The Women's World Cup will be staged in Australia and New Zealand from July 20 to August 20 and will be the first to feature 32 teams.
FIFA president Gianni Infantino raised the prospect of a blackout when he admitted earlier this month that offers from broadcasters, "mainly in the 'Big Five' European countries, are still very disappointing".
It is understood that Infantino was referring to the United Kingdom, France, Germany, Italy and Spain.
"The offer we have received did not meet FIFA's expectations, as the president clearly said," Samoura added in reference to France.
The French are ranked fifth in the world and are among the nations hoping to prevent holders the United States from retaining the trophy.

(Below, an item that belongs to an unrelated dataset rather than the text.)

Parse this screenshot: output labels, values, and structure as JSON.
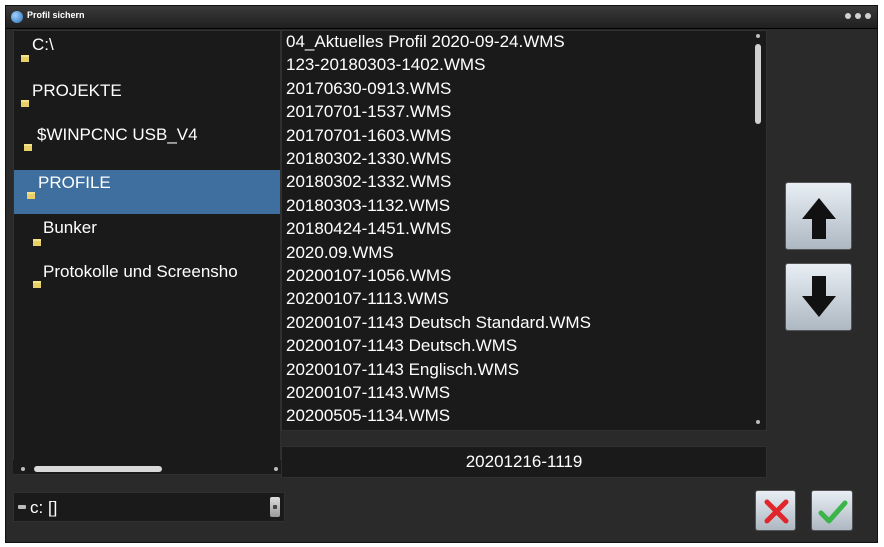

Fourth-ranked England, the reigning European champions, are another of the tournament favourites.
"We have a good product, the very best of women's sport," Samoura added.
"Everyone is talking about equality. We would like these words to be transformed into actions. The simplest action is to value the World Cup at a fair price. That is all we are asking for."
- Time difference -
Infantino has accused broadcasters of only offering between $1 million and $10 million to show the Women's World Cup, compared to the $100-200 million they pay for the men's version.
One stumbling block in Europe is the time difference, which means that games will often be played in what is the early morning on the continent.
The final will take place on Sunday, August 20 at 8:00 pm in Sydney, which is 11:00 am in London and midday in Paris.
"France's three (group) games are scheduled at midday French time in summer, when everyone will be on holiday," Samoura remarked.
"I don't see the problem. It is a non-argument. The TV companies need to put a bit more money on the table and accept to come back to the negotiating table, with prices that properly reflect the passion for the most popular sport in Europe."
Broadcast deals have so far been agreed with 155 countries.
Securing deals for the remaining countries is of paramount importance to FIFA, as world football's governing body plans to reinvest all revenue generated from media rights into the development of the women's game.
"Now is the time to turn the spotlight on women's football and show that it is just as important as the men's game," Samoura said.
"For a long time, the broadcasters have been used to paying a symbolic fee to buy women's competitions and (among FIFA competitions) only the men's World Cup was fairly valued.
"Sponsors and broadcasters play a crucial role in the development of women's football and I would like to see them provide actual, major backing."